La risposta a questo interrogativo è, tuttavia, negativa, nonostante l'applicazione della disposizione in esame abbia determinato l'esclusione di ben 52 sindaci sui 61 della provincia, i quali hanno un mandato residuo inferiore ai 18 mesi, nonché escluso la possibilità di scegliere tra candidati di parti politiche differenti.

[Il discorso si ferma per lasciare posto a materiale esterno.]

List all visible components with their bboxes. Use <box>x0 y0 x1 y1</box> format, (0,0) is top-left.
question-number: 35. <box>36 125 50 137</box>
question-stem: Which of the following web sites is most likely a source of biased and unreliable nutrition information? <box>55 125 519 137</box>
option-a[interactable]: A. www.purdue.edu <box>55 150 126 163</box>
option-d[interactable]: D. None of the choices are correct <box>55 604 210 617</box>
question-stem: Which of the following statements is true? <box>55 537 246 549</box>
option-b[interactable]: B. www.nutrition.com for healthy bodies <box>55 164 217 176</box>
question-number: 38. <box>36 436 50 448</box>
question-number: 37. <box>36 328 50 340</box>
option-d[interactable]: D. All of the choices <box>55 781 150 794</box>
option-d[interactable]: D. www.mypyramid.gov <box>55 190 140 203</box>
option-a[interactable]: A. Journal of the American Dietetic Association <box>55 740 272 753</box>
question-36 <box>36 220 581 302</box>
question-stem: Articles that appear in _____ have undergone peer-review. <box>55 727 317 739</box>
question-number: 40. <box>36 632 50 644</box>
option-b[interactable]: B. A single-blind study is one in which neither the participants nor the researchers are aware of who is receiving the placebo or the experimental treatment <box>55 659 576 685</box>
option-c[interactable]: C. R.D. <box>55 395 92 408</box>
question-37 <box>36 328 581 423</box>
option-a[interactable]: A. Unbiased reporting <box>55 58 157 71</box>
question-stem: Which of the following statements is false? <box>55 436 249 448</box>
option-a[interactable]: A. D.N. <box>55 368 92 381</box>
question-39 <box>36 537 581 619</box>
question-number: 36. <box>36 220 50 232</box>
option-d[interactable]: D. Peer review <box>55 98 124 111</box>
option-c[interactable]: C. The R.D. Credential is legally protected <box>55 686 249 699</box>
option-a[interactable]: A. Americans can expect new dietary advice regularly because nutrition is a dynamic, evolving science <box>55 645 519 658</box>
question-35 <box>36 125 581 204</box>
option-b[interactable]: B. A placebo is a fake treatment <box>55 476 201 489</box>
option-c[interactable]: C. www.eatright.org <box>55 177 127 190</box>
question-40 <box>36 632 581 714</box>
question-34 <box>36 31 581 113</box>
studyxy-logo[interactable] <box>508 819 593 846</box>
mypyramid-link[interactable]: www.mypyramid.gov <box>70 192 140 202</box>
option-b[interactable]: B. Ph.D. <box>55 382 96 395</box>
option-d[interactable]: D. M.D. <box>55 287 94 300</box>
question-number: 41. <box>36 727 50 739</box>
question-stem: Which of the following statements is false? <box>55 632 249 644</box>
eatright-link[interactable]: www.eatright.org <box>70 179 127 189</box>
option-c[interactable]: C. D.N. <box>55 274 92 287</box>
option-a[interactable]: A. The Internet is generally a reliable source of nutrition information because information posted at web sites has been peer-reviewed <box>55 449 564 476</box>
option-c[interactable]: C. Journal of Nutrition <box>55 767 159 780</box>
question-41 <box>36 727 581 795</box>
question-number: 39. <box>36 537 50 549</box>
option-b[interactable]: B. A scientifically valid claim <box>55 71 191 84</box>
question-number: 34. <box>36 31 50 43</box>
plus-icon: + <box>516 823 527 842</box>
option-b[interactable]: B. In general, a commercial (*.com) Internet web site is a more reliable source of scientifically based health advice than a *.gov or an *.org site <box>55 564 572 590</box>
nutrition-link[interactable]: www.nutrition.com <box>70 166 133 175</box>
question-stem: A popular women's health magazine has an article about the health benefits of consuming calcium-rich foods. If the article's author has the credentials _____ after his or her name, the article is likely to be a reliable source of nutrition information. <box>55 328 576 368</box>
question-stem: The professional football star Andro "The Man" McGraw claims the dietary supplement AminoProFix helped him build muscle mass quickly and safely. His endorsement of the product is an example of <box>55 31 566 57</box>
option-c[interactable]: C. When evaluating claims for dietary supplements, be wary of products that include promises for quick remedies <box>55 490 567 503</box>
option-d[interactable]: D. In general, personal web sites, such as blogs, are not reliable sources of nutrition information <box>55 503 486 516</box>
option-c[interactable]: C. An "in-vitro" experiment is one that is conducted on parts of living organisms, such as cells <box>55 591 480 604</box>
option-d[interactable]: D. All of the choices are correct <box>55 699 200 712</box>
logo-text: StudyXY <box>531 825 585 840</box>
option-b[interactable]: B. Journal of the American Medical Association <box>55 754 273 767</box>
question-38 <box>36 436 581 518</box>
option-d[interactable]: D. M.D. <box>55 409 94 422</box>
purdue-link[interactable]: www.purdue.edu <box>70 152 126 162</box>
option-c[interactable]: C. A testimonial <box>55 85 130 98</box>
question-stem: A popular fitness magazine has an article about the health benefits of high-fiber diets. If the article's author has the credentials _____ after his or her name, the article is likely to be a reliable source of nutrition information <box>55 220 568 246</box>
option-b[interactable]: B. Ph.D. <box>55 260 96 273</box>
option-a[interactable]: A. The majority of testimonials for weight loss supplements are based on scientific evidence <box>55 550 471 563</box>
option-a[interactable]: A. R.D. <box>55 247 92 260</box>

Per il Collegio la norma non è sospetta di incostituzionalità ed è espressione del principio di buon andamento dell'organizzazione amministrativa, in quanto la ratio della disciplina è quella «di assicurare stabilità all'organo presidente della provincia», evitando di dover ripetere le elezioni prima che sia trascorso un tempo minimo, «contenendo la frequenza delle tornate elettorali e tendenzialmente diminuendo le risorse necessarie allo svolgimento delle competizioni nonché gli eventuali ulteriori inconvenienti che possono presumersi connessi all'esistenza di una campagna elettorale c.d. permanente». A ciò va aggiunto che l'esistenza di un mandato avente una durata minima prestabilita consente di individuare un «indice presuntivo della permanenza di un legame con l'elettorato locale di cui il presidente è stato espressione, e con esso di rappresentatività politica». E, infine, tale potenziale compressione è frutto di una scelta non irragionevole da parte del Legislatore, «considerando che si tratta di eleggere un organo provinciale c.d. di secondo livello e che quindi, in certa misura, l'esplicazione della sovranità popolare e del principio democratico può ritenersi garantita a monte, nel corretto svolgimento delle elezioni degli organi comunali chiamati poi a loro volta a votare quelli provinciali».